CREATE EVENT SESSION [ChangeTrackingCleanup] ON SERVER
ADD EVENT sqlserver.syscommittab_cleanup
(
ACTION(
sqlserver.database_id
, sqlserver.sql_text
, sqlserver.session_id
, sqlserver.username
, sqlserver.client_hostname
, sqlos.task_time
, sqlserver.tsql_stack
, sqlserver.database_name
, package0.collect_system_time
)
WHERE (database_id=6)
)
ADD TARGET package0.event_file(SET filename=N'C:Program FilesMicrosoft SQL ServerMSSQL11.MSSQLSERVERMSSQLLogChangeTrackingCleanup.xel')
WITH (EVENT_RETENTION_MODE=ALLOW_SINGLE_EVENT_LOSS)
GO
ALTER EVENT SESSION [ChangeTrackingCleanup] ON SERVER STATE = START
GO

 

With the session running we just need to wait a few minutes and pull in the XEvent data to see what’s been going on with the cleanup (HT for getting the XEM information to Jon Kehayias post)
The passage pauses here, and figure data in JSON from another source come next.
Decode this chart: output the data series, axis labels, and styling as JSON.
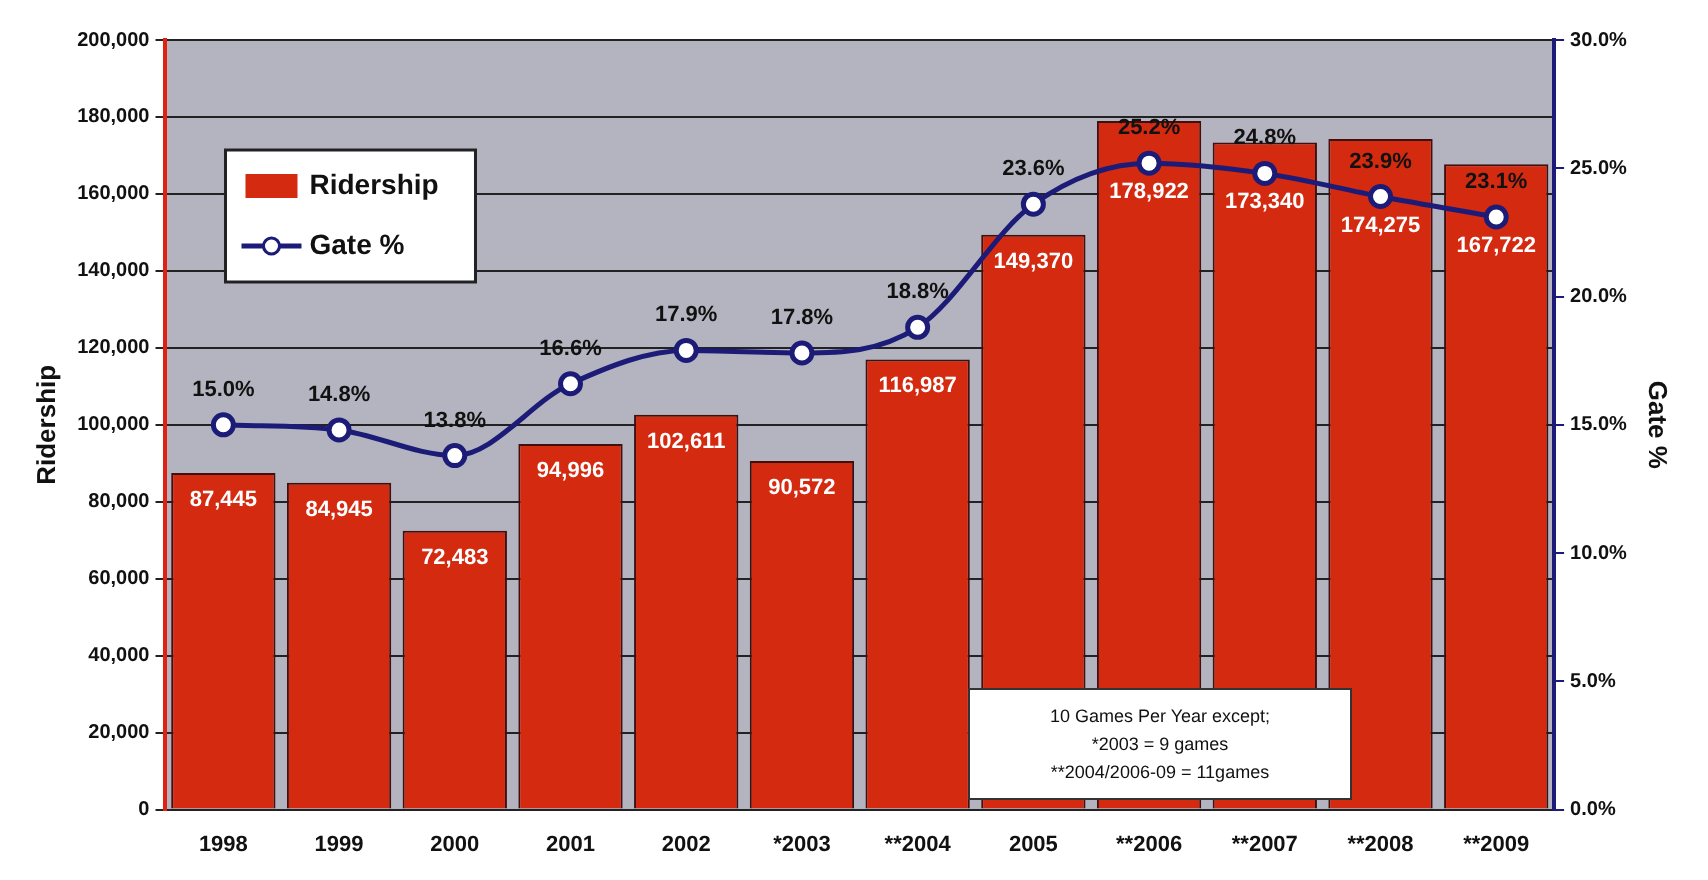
{
  "chart_data": {
    "type": "bar",
    "ylabel": "Ridership",
    "y2label": "Gate %",
    "categories": [
      "1998",
      "1999",
      "2000",
      "2001",
      "2002",
      "*2003",
      "**2004",
      "2005",
      "**2006",
      "**2007",
      "**2008",
      "**2009"
    ],
    "series": [
      {
        "name": "Ridership",
        "color": "#d42a10",
        "values": [
          87445,
          84945,
          72483,
          94996,
          102611,
          90572,
          116987,
          149370,
          178922,
          173340,
          174275,
          167722
        ],
        "value_labels": [
          "87,445",
          "84,945",
          "72,483",
          "94,996",
          "102,611",
          "90,572",
          "116,987",
          "149,370",
          "178,922",
          "173,340",
          "174,275",
          "167,722"
        ]
      },
      {
        "name": "Gate %",
        "type": "line",
        "axis": "y2",
        "color": "#1c1c78",
        "marker": "circle",
        "values": [
          15.0,
          14.8,
          13.8,
          16.6,
          17.9,
          17.8,
          18.8,
          23.6,
          25.2,
          24.8,
          23.9,
          23.1
        ],
        "value_labels": [
          "15.0%",
          "14.8%",
          "13.8%",
          "16.6%",
          "17.9%",
          "17.8%",
          "18.8%",
          "23.6%",
          "25.2%",
          "24.8%",
          "23.9%",
          "23.1%"
        ]
      }
    ],
    "ylim": [
      0,
      200000
    ],
    "yticks": [
      {
        "value": 0,
        "label": "0"
      },
      {
        "value": 20000,
        "label": "20,000"
      },
      {
        "value": 40000,
        "label": "40,000"
      },
      {
        "value": 60000,
        "label": "60,000"
      },
      {
        "value": 80000,
        "label": "80,000"
      },
      {
        "value": 100000,
        "label": "100,000"
      },
      {
        "value": 120000,
        "label": "120,000"
      },
      {
        "value": 140000,
        "label": "140,000"
      },
      {
        "value": 160000,
        "label": "160,000"
      },
      {
        "value": 180000,
        "label": "180,000"
      },
      {
        "value": 200000,
        "label": "200,000"
      }
    ],
    "y2lim": [
      0,
      30
    ],
    "y2ticks": [
      {
        "value": 0,
        "label": "0.0%"
      },
      {
        "value": 5,
        "label": "5.0%"
      },
      {
        "value": 10,
        "label": "10.0%"
      },
      {
        "value": 15,
        "label": "15.0%"
      },
      {
        "value": 20,
        "label": "20.0%"
      },
      {
        "value": 25,
        "label": "25.0%"
      },
      {
        "value": 30,
        "label": "30.0%"
      }
    ],
    "grid": "y",
    "legend": "top left",
    "annotations": [
      "10 Games Per Year except;",
      "*2003 = 9 games",
      "**2004/2006-09 = 11games"
    ]
  }
}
DECLARE @path NVARCHAR(260), @mdpath NVARCHAR(260)
-- Get the log file name and substitute * wildcard in
SELECT
@path = LEFT(column_value, LEN(column_value)-CHARINDEX('.', REVERSE(column_value)))
+
'*'
+ RIGHT(column_value, CHARINDEX('.', REVERSE(column_value))-1)
FROM sys.dm_xe_sessions s
JOIN sys.dm_xe_session_object_columns soc
ON s.address = soc.event_session_address
WHERE s.name = 'ChangeTrackingCleanup'
AND soc.OBJECT_NAME = 'event_file'
AND soc.column_name = 'filename'
-- Get the metadata file name and substitute * wildcard in
SELECT
@mdpath = LEFT(column_value, LEN(column_value)-CHARINDEX('.', REVERSE(column_value)))
+
'*'
+ RIGHT(column_value, CHARINDEX('.', REVERSE(column_value))-1)
FROM sys.dm_xe_sessions s
JOIN sys.dm_xe_session_object_columns soc
ON s.address = soc.event_session_address
WHERE s.name = 'ChangeTrackingCleanup'
AND soc.OBJECT_NAME = 'event_file'
AND soc.column_name = ' metadatafile'
SELECT
row_number() OVER (
ORDER BY event_data.value('(event/@timestamp)[1]', 'datetimeoffset')) AS RowNum
, n.value('(data[@name="database_id"]/value)[1]', 'int') AS DatabaseId
, n.value('(data[@name="rows_deleted"]/value)[1]', 'bigint') AS CommitRowsDeleted
, CONVERT(datetime2(0), DATEADD(hour, -7, n.value('(data[@name="cleaned_upto_date"]/value)[1]', 'datetimeoffset'))) AS CleanedUpToDate
, event_data.value('(event/@name)[1]', 'nvarchar(200)') AS EventType
, CONVERT(datetime2(0), DATEADD(hour, -7, event_data.value('(event/@timestamp)[1]', 'datetimeoffset'))) AS EventTime
FROM (
SELECT
CAST(event_data AS XML) AS event_data
FROM
sys.fn_xe_file_target_read_file(@path, @mdpath, NULL, NULL)
WHERE
OBJECT_NAME = 'syscommittab_cleanup'
) AS tab
CROSS APPLY event_data.nodes('event') AS q(n)

syscommittab+cleanup

Running this shows that the cleanup process runs about every 62 seconds and only deletes 10,000 rows. Given that, there’s no way to be able to keep syscommittab under control if you run more than 14 million transactions through change tracked tables on a daily basis.